Leahy / Spector ID Theft Bill Coming

September 19 , 2008 in Industry News

WASHINGTON—President Bush will soon sign into law a bill by Sen. Patrick Leahy to impose tougher federal penalties on criminals who steal people’s identities and hack into businesses’ confidential information.

For the first time the law also gives identity theft victims the power to seek restitution for the money and time they lose fighting to restore their damaged credit.

A recent survey by the Federal Trade Commission found that more than 8 million Americans fell victim to identity theft in 2005.

In Vermont, the incidents are few, but the number grew from 159 in 2003 to 178 in 2006, according to the commission.
Leahy, chairman of the Senate Judiciary Committee, said he became involved in the issue when he discovered how weak the criminal penalties were for cybercrime.

“Instead of giving you the kind of token protection you have now, this bill allows federal prosecutors to move in on cybercriminals,” Leahy said in an interview. “If somebody thinks they might actually have to go to jail, they may think twice about committing these crimes.”

Leahy’s bill, co-sponsored by Sen. Arlen Specter, R-Pa., enables federal prosecution of criminals who steal personal information from a computer even when the thief and the victim are in the same state. Under current law, federal courts have jurisdiction only in interstate cases.

The legislation makes it a felony to employ spyware to damage 10 or more computers, regardless of the cost of the damage.
It also requires the U.S. Sentencing Commission to review and update its sentencing guidelines to get tougher on identity theft and other computer crimes.

“Even though cybercrimes are virtual, their impact is measured in real dollars,” said Sen. Joe Biden, D-Del., who helped write several key provisions in the bill. “Our laws must keep pace with the changes in Internet technologies in order to adequately protect our citizens and government.”

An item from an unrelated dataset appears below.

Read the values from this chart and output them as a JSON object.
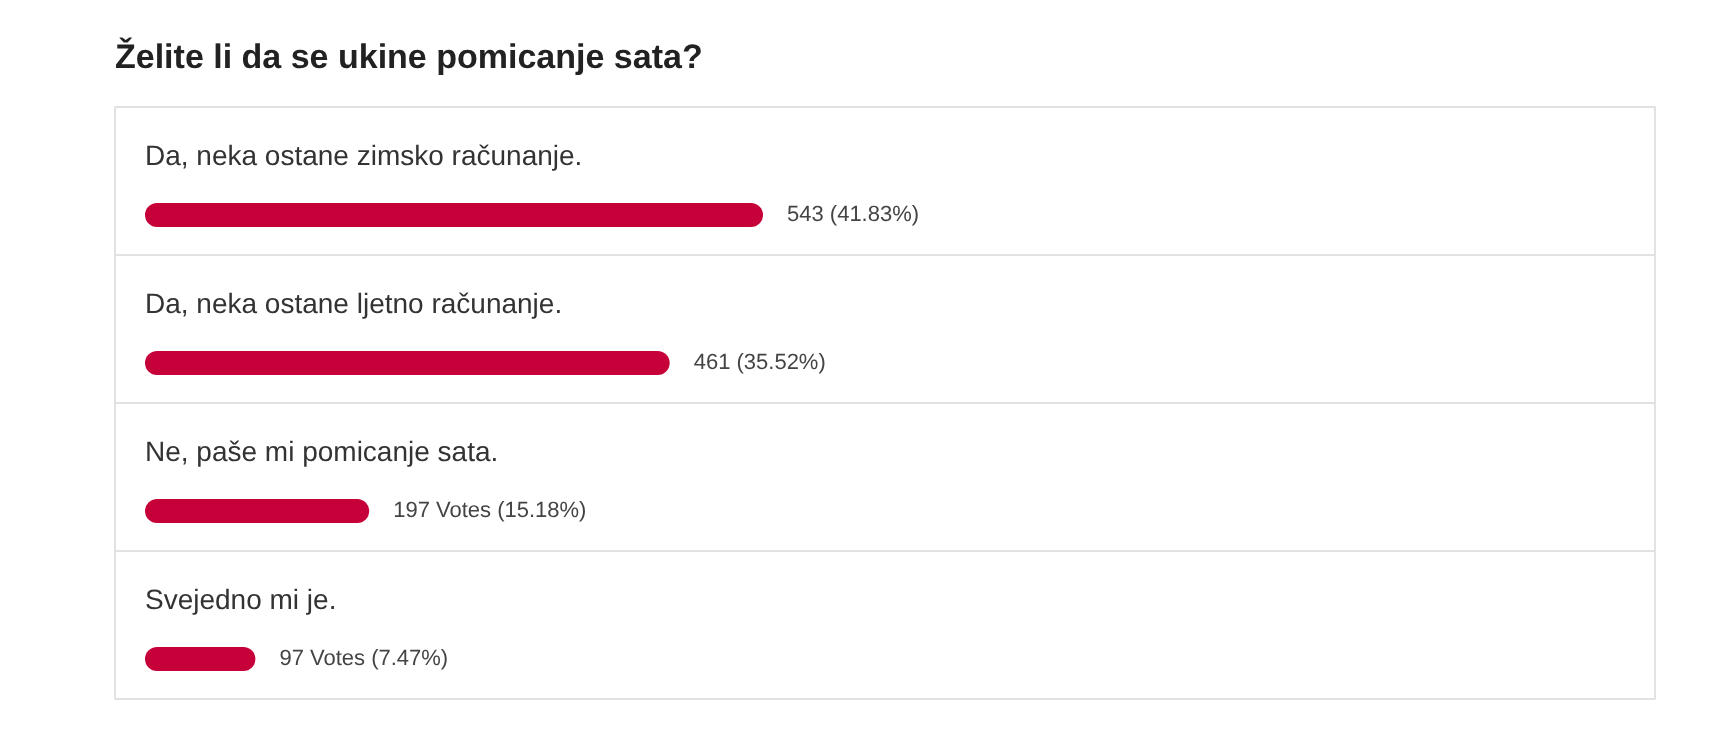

Jennifer Fountain of Essex, who was a victim of identity theft along with her husband, David, said she thinks the bill is a good start. But she and her husband would like to see legislation holding banks and credit card companies responsible for failing to adequately protect consumers’ personal information.
David Fountain’s identity was stolen by a Michigan man with the same name after the Vermont couple’s bank mistakenly sent their annual mortgage interest statement to the Michigan man, with David Fountain’s Social Security number on the document. The thief used that number to obtain a credit card and rack up nearly $10,000 in charges. Creditors then went after the innocent couple, who have spent hundreds of hours trying to get the mess straightened out.

In the end, the thief was arrested but was sentenced to just three years’ probation. He also was ordered by a judge to pay restitution to the credit card company, but not to the Fountains.
“We’re thankful for Senator Leahy taking the time to put some thought into this and doing something to help the victims,” Jennifer Fountain said. “However, we still think these big corporations need to be held accountable.”

Leahy’s bill, which had bipartisan support in Congress, was endorsed by consumer and business groups ranging from Consumers Union to the U.S. Chamber of Commerce.

A survey released Thursday by the U.S. Bureau of Justice Statistics revealed that 67 percent of U.S. businesses detected at least one cybercrime in 2005.

“Cybercrime is on the rise to a degree that is just unacceptable,” said Chris Merida, the chamber’s director of congressional and public affairs. “This bill really does target the bad guys. It gives law enforcement the tools they need to go after these criminals and gives them the penalties that they deserve.”

The bill also makes it a crime for thieves to impersonate businesses to steal information, said Consumers Union attorney Gail Hillebrand. Currently, it’s only a crime to impersonate an individual.

“It will close some holes in the current law that makes it difficult to go after these people,” she said. Contact Erin Kelly at ekelly@gns.gannett.com.


*Give victims of identity theft the ability to seek restitution for the loss of time and money spent restoring credit and remedying the harms of identity theft.

*Enable prosecution of those who steal personal information from a computer even when the victim’s computer is located in the same state as the thief’s computer. Under current law, federal courts only have jurisdiction if the thief uses an interstate communication to access the victim’s computer.

*Eliminate the requirement that damage to a victim’s computer exceed $5,000 before charges can be brought for unauthorized access to a computer. The provision protects innocent actors while punishing violations resulting in less than $5,000 in damage as misdemeanors.

*Make it a felony to employ spyware or keyloggers to damage 10 or more computers regardless of the aggregate amount of damage caused, ensuring that the most egregious identity thieves will not escape with a minimal, or no, sentence.

*Makes it a crime to threaten to steal or release information from a computer. Current law only permits the prosecution of those who seek to extort companies or government agencies by explicitly threatening to shut down or damage a computer. Violators of this provision are subject to a criminal fine and up to five years in prison.

*Adds the remedies of civil and criminal forfeiture to the arsenal of tools available to federal prosecutors to combat cybercrime, and mandate that the U.S. Sentencing Commission review and update its guidelines for identity theft and other cybercrime offenses.